Bağış Yap
19 Haziran 2013 Çarşamba
AHMED BİN OSMAN ŞERNUBİ
AHMED BİN OSMAN ŞERNUBİ
On altıncı yüzyılda yaşayan evliyâdan. İsmi Ahmed bin Osman'dır. Künyesi Ebü'l-Abbâs,
lakâbı Şihâbüddîn'dir. Nesebi hazret-i Ali'ye ulaşır. Tarîkat silsilesi ise Şeyh Muhammed
Şehâdî vâsıtasıyla Seyyid İbrâhim Burhâneddîn Düsûkî'ye dayanır. Mısır'ın Şernûb
kasabasında doğduğu için Şernûbî nisbesiyle bilinir. Doğum ve vefât târihleri
bilinmemektedir. Antalya civârında bir yerde vefât etti. Orada defnedildi.

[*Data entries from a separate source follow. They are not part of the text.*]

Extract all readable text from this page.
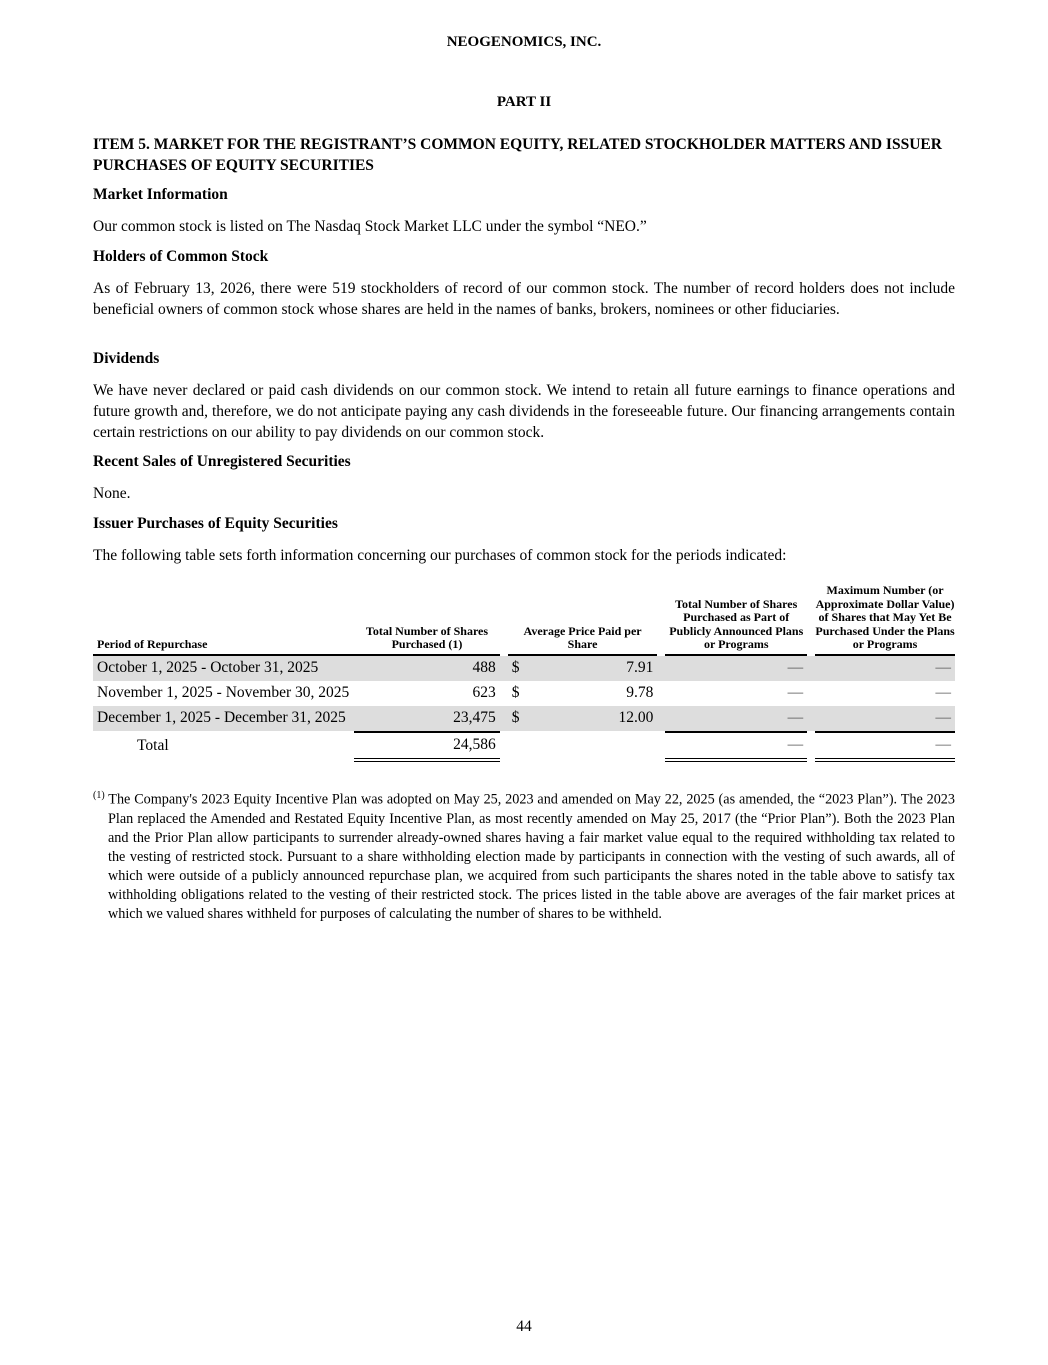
NEOGENOMICS, INC.
PART II
ITEM 5. MARKET FOR THE REGISTRANT’S COMMON EQUITY, RELATED STOCKHOLDER MATTERS AND ISSUER PURCHASES OF EQUITY SECURITIES
Market Information
Our common stock is listed on The Nasdaq Stock Market LLC under the symbol “NEO.”
Holders of Common Stock
As of February 13, 2026, there were 519 stockholders of record of our common stock. The number of record holders does not include beneficial owners of common stock whose shares are held in the names of banks, brokers, nominees or other fiduciaries.
Dividends
We have never declared or paid cash dividends on our common stock. We intend to retain all future earnings to finance operations and future growth and, therefore, we do not anticipate paying any cash dividends in the foreseeable future. Our financing arrangements contain certain restrictions on our ability to pay dividends on our common stock.
Recent Sales of Unregistered Securities
None.
Issuer Purchases of Equity Securities
The following table sets forth information concerning our purchases of common stock for the periods indicated:
Period of Repurchase	Total Number of Shares Purchased (1)		Average Price Paid per Share			Total Number of Shares Purchased as Part of Publicly Announced Plans or Programs		Maximum Number (or Approximate Dollar Value) of Shares that May Yet Be Purchased Under the Plans or Programs
October 1, 2025 - October 31, 2025	488		$	7.91		—		—
November 1, 2025 - November 30, 2025	623		$	9.78		—		—
December 1, 2025 - December 31, 2025	23,475		$	12.00		—		—
Total	24,586					—		—
$^{(1)}$ The Company's 2023 Equity Incentive Plan was adopted on May 25, 2023 and amended on May 22, 2025 (as amended, the “2023 Plan”). The 2023 Plan replaced the Amended and Restated Equity Incentive Plan, as most recently amended on May 25, 2017 (the “Prior Plan”). Both the 2023 Plan and the Prior Plan allow participants to surrender already-owned shares having a fair market value equal to the required withholding tax related to the vesting of restricted stock. Pursuant to a share withholding election made by participants in connection with the vesting of such awards, all of which were outside of a publicly announced repurchase plan, we acquired from such participants the shares noted in the table above to satisfy tax withholding obligations related to the vesting of their restricted stock. The prices listed in the table above are averages of the fair market prices at which we valued shares withheld for purposes of calculating the number of shares to be withheld.
44
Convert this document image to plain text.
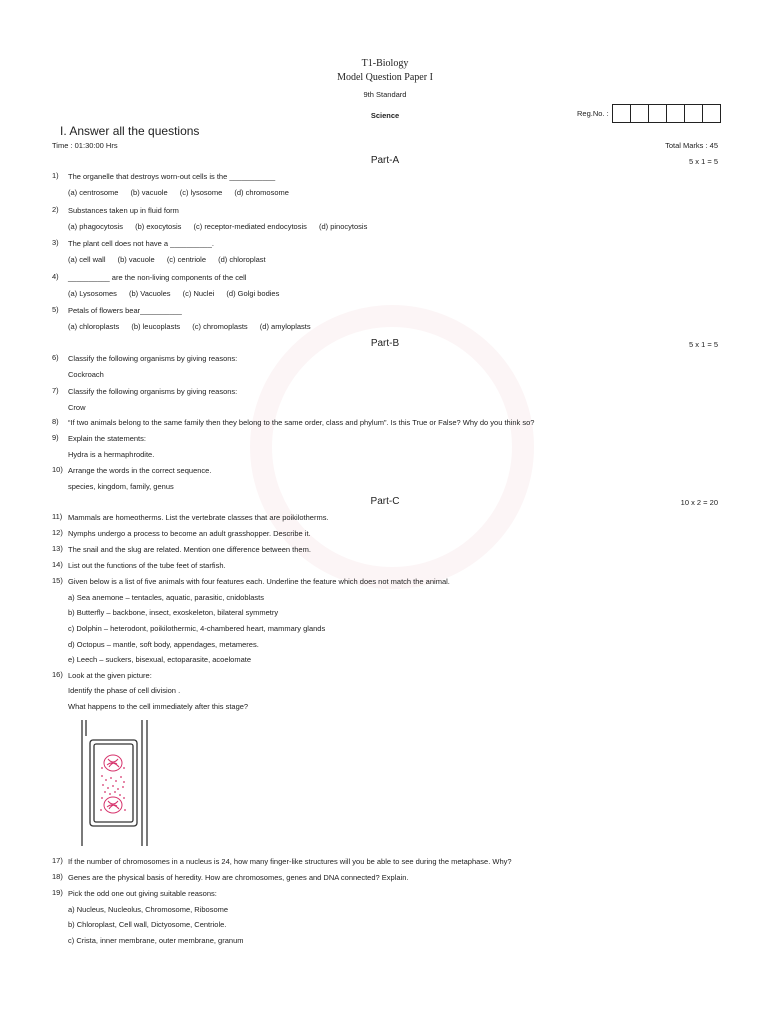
T1-Biology
Model Question Paper I
9th Standard
Science	Reg.No. :
I. Answer all the questions
Time : 01:30:00 Hrs	Total Marks : 45
Part-A	5 x 1 = 5
1)	The organelle that destroys worn-out cells is the ___________
(a) centrosome (b) vacuole (c) lysosome (d) chromosome
2)	Substances taken up in fluid form
(a) phagocytosis (b) exocytosis (c) receptor-mediated endocytosis (d) pinocytosis
3)	The plant cell does not have a __________.
(a) cell wall (b) vacuole (c) centriole (d) chloroplast
4)	__________ are the non-living components of the cell
(a) Lysosomes (b) Vacuoles (c) Nuclei (d) Golgi bodies
5)	Petals of flowers bear__________
(a) chloroplasts (b) leucoplasts (c) chromoplasts (d) amyloplasts
Part-B	5 x 1 = 5
6)	Classify the following organisms by giving reasons:
Cockroach
7)	Classify the following organisms by giving reasons:
Crow
8)	“If two animals belong to the same family then they belong to the same order, class and phylum”. Is this True or False? Why do you think so?
9)	Explain the statements:
Hydra is a hermaphrodite.
10) Arrange the words in the correct sequence.
species, kingdom, family, genus
Part-C	10 x 2 = 20
11) Mammals are homeotherms. List the vertebrate classes that are poikilotherms.
12) Nymphs undergo a process to become an adult grasshopper. Describe it.
13) The snail and the slug are related. Mention one difference between them.
14) List out the functions of the tube feet of starfish.
15) Given below is a list of five animals with four features each. Underline the feature which does not match the animal.
a) Sea anemone – tentacles, aquatic, parasitic, cnidoblasts
b) Butterfly – backbone, insect, exoskeleton, bilateral symmetry
c) Dolphin – heterodont, poikilothermic, 4-chambered heart, mammary glands
d) Octopus – mantle, soft body, appendages, metameres.
e) Leech – suckers, bisexual, ectoparasite, acoelomate
16) Look at the given picture:
Identify the phase of cell division .
What happens to the cell immediately after this stage?
17) If the number of chromosomes in a nucleus is 24, how many finger-like structures will you be able to see during the metaphase. Why?
18) Genes are the physical basis of heredity. How are chromosomes, genes and DNA connected? Explain.
19) Pick the odd one out giving suitable reasons:
a) Nucleus, Nucleolus, Chromosome, Ribosome
b) Chloroplast, Cell wall, Dictyosome, Centriole.
c) Crista, inner membrane, outer membrane, granum
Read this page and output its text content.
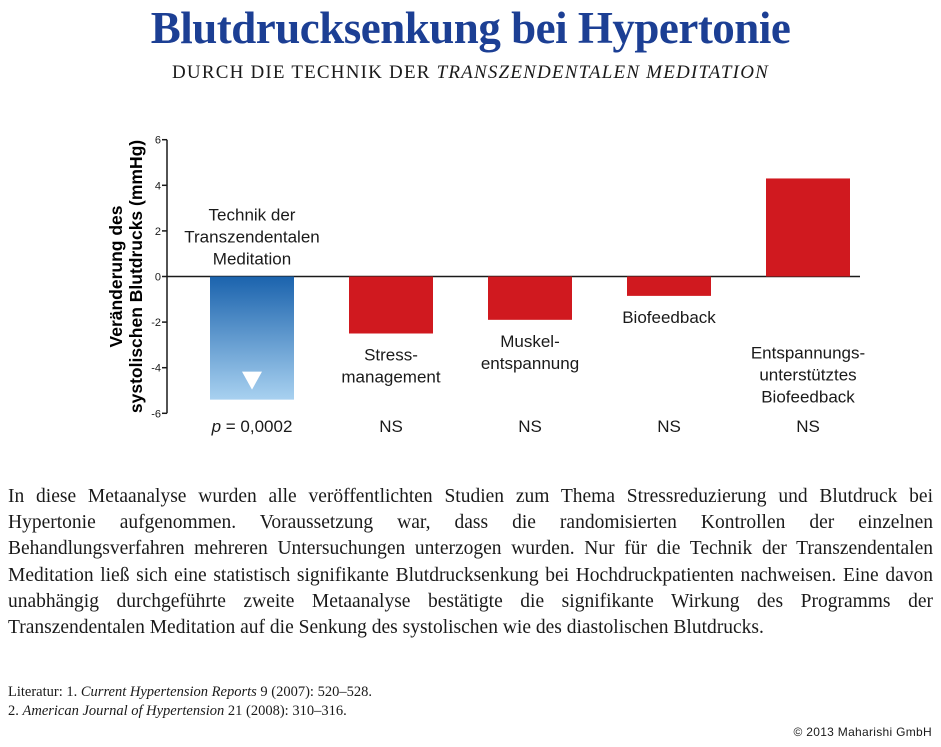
Blutdrucksenkung bei Hypertonie
DURCH DIE TECHNIK DER TRANSZENDENTALEN MEDITATION
6
4
2
0
-2
-4
-6
Veränderung dessystolischen Blutdrucks (mmHg)	Technik der Transzendentalen Meditation
Stress-management
Muskel-entspannung
Biofeedback
Entspannungs-unterstütztes Biofeedback
p = 0,0002	NS	NS	NS	NS

In diese Metaanalyse wurden alle veröffentlichten Studien zum Thema Stressreduzierung und Blutdruck bei Hypertonie aufgenommen. Voraussetzung war, dass die randomisierten Kontrollen der einzelnen Behandlungsverfahren mehreren Untersuchungen unterzogen wurden. Nur für die Technik der Transzendentalen Meditation ließ sich eine statistisch signifikante Blutdrucksenkung bei Hochdruckpatienten nachweisen. Eine davon unabhängig durchgeführte zweite Metaanalyse bestätigte die signifikante Wirkung des Programms der Transzendentalen Meditation auf die Senkung des systolischen wie des diastolischen Blutdrucks.

Literatur: 1. Current Hypertension Reports 9 (2007): 520–528.
2. American Journal of Hypertension 21 (2008): 310–316.
© 2013 Maharishi GmbH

Şernûb'da doğup büyüyen Ahmed bin Osman hazretleri, yedi yaşında koyunları otlatırken,
ilâhî bir cezbeye kapıldı. İçine Allahü teâlânın aşkı düşüp gece-gündüz ibâdetle meşgûl
olmaya başladı. Annesinin vefâtından sonra Mekke-i mükerremeye gitti. Yedi yıl orada kalıp
âlimlerle velîlerin ilim meclislerinde ve sohbetlerinde bulundu. Hac ibâdetini îfâ edip, sevgili
Peygamberimizin kabr-i şerîfini ziyâret etti. Yedi sene müddetle Mekke'de kaldı. Sonra 1538
(H.945) senesinde memleketi olan Şernûb'a döndü. Demenhûr'a giderek ibâdetle meşgûl oldu.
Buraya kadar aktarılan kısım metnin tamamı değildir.